Aim Does the introduction of portable ultrasound improve patient, carer & health professional experience and co-ordination of care?
Method Two hospice doctors underwent the necessary ultrasound scanning training for non radiologists. Following a selection process, an appropriate portable ultrasound machine was purchased, and support agreed with one of the local radiologists.

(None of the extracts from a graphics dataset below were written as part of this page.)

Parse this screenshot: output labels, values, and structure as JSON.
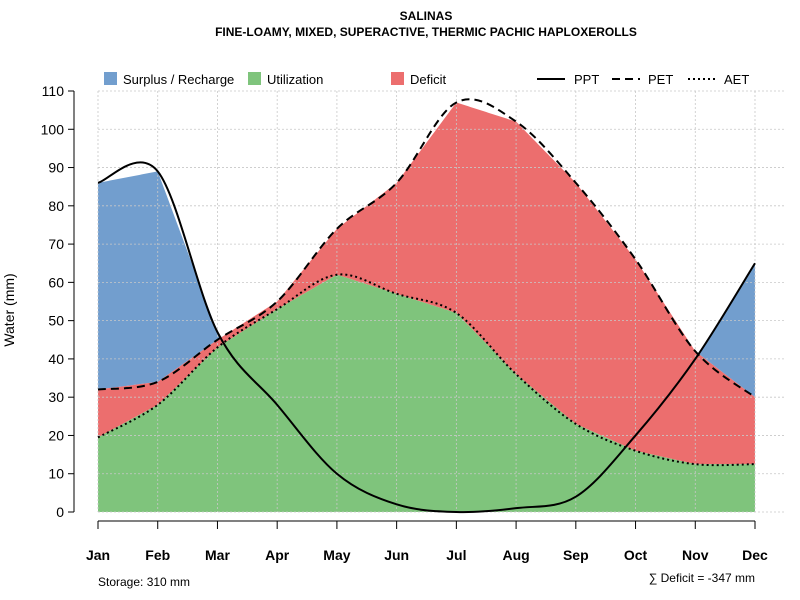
{
  "chart_data": {
    "type": "area",
    "title": "SALINAS",
    "subtitle": "FINE-LOAMY, MIXED, SUPERACTIVE, THERMIC PACHIC HAPLOXEROLLS",
    "ylabel": "Water (mm)",
    "xlabel": "",
    "ylim": [
      0,
      110
    ],
    "yticks": [
      0,
      10,
      20,
      30,
      40,
      50,
      60,
      70,
      80,
      90,
      100,
      110
    ],
    "categories": [
      "Jan",
      "Feb",
      "Mar",
      "Apr",
      "May",
      "Jun",
      "Jul",
      "Aug",
      "Sep",
      "Oct",
      "Nov",
      "Dec"
    ],
    "grid": true,
    "series": [
      {
        "name": "PPT",
        "values": [
          86,
          89,
          47,
          28,
          10,
          2,
          0,
          1,
          4,
          20,
          40,
          65
        ]
      },
      {
        "name": "PET",
        "values": [
          32,
          34,
          45,
          55,
          74,
          86,
          107,
          102,
          86,
          66,
          42,
          30
        ]
      },
      {
        "name": "AET",
        "values": [
          19.5,
          28,
          43,
          53,
          62,
          57,
          52,
          36,
          23,
          16,
          12.5,
          12.5
        ]
      }
    ],
    "legend": {
      "position": "top",
      "areas": [
        {
          "name": "Surplus / Recharge",
          "color": "#729ECE"
        },
        {
          "name": "Utilization",
          "color": "#7FC47C"
        },
        {
          "name": "Deficit",
          "color": "#EC6E6E"
        }
      ],
      "lines": [
        {
          "name": "PPT",
          "style": "solid"
        },
        {
          "name": "PET",
          "style": "dashed"
        },
        {
          "name": "AET",
          "style": "dotted"
        }
      ]
    },
    "annotations": {
      "storage": "Storage: 310 mm",
      "deficit": "∑ Deficit = -347 mm"
    }
  }
}
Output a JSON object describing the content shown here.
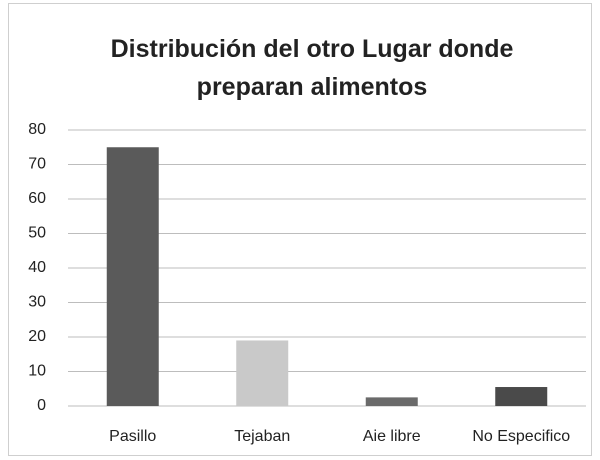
{
  "chart_data": {
    "type": "bar",
    "title": "Distribución del otro Lugar donde preparan alimentos",
    "categories": [
      "Pasillo",
      "Tejaban",
      "Aie libre",
      "No Especifico"
    ],
    "values": [
      75,
      19,
      2.5,
      5.5
    ],
    "colors": [
      "#5a5a5a",
      "#c9c9c9",
      "#6a6a6a",
      "#4a4a4a"
    ],
    "ylim": [
      0,
      80
    ],
    "yticks": [
      0,
      10,
      20,
      30,
      40,
      50,
      60,
      70,
      80
    ],
    "grid": true
  }
}
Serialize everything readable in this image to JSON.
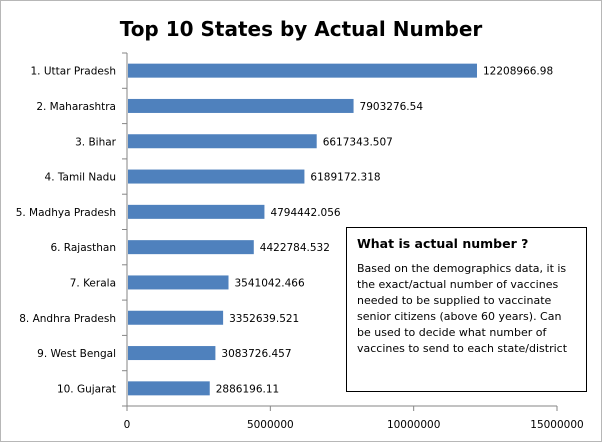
{
  "chart_data": {
    "type": "bar",
    "orientation": "horizontal",
    "title": "Top 10 States by Actual Number",
    "categories": [
      "1. Uttar  Pradesh",
      "2. Maharashtra",
      "3. Bihar",
      "4. Tamil  Nadu",
      "5. Madhya Pradesh",
      "6. Rajasthan",
      "7. Kerala",
      "8. Andhra Pradesh",
      "9. West Bengal",
      "10. Gujarat"
    ],
    "values": [
      12208966.98,
      7903276.54,
      6617343.507,
      6189172.318,
      4794442.056,
      4422784.532,
      3541042.466,
      3352639.521,
      3083726.457,
      2886196.11
    ],
    "value_labels": [
      "12208966.98",
      "7903276.54",
      "6617343.507",
      "6189172.318",
      "4794442.056",
      "4422784.532",
      "3541042.466",
      "3352639.521",
      "3083726.457",
      "2886196.11"
    ],
    "xlim": [
      0,
      15000000
    ],
    "x_ticks": [
      "0",
      "5000000",
      "10000000",
      "15000000"
    ],
    "bar_color": "#4f81bd",
    "grid": false,
    "legend": "none"
  },
  "annotation": {
    "title": "What is actual number ?",
    "body": "Based on the demographics data, it is the exact/actual number of vaccines needed to be supplied to vaccinate senior citizens (above 60 years). Can be used to decide what number of vaccines to send to each state/district"
  }
}
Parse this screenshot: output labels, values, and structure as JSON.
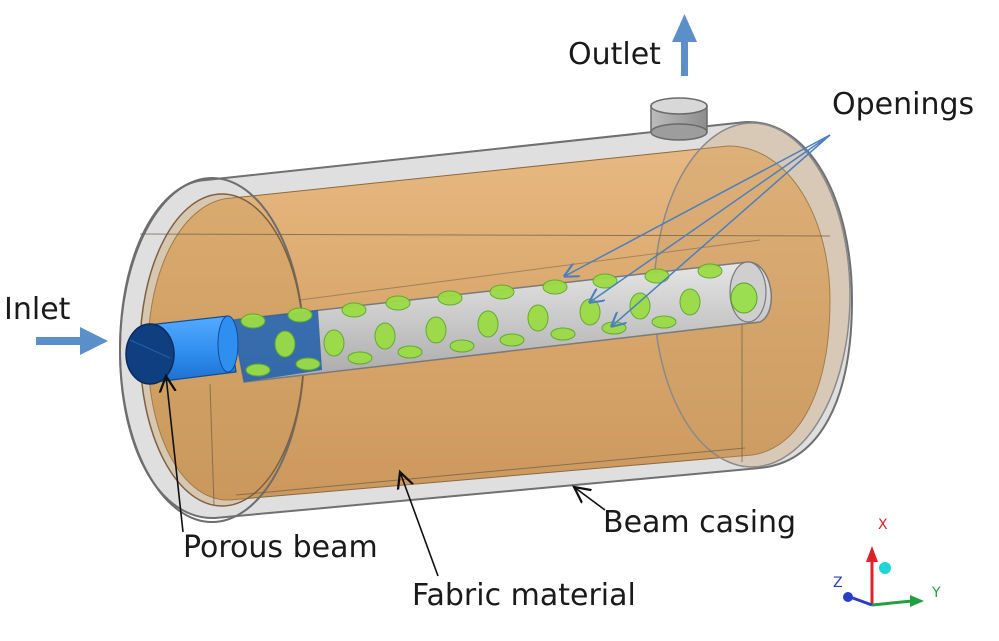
{
  "labels": {
    "outlet": "Outlet",
    "openings": "Openings",
    "inlet": "Inlet",
    "beam_casing": "Beam casing",
    "porous_beam": "Porous beam",
    "fabric_material": "Fabric material"
  },
  "triad": {
    "x": "X",
    "y": "Y",
    "z": "Z"
  },
  "colors": {
    "flow_arrow": "#5b8fc9",
    "casing_gray": "#9a9da0",
    "fabric": "#d9a35f",
    "inlet_pipe": "#2f8ff0",
    "openings_green": "#8fdc3a",
    "axis_x": "#e0202a",
    "axis_y": "#20a040",
    "axis_z": "#2a3cc8"
  }
}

Results A retrospective review of thirty months ultrasound use was undertaken. One hundred and four patients have had one hundred and sixty eight separate scanning episodes resulting in eighty five procedures. Uses have included confirmation of presence & location of abdominal ascites prior to paracentesis, confirmation of location of pleural fluid prior to aspiration, confirmation of full bladder prior to catheterisation (urethral or suprapubic), monitoring the growth of large intra-abdominal malignant cyst, confirmation of hydronephrosis, biliary stent placement & locating nerve in real time neural blockade. The poster includes detailed analysis of use.
Conclusion On each occasion a definitive clinical question was answered. Patients report greater satisfaction from a speedier service, families feel that patients are less fatigued by the interventions and staff feel able to give a better, more responsive, safer service, adhering to current best practice guidance. Being able to ultrasound patients in the home or in outpatients has prevented unnecessary admissions where the cause of abdominal distension had previously been in doubt.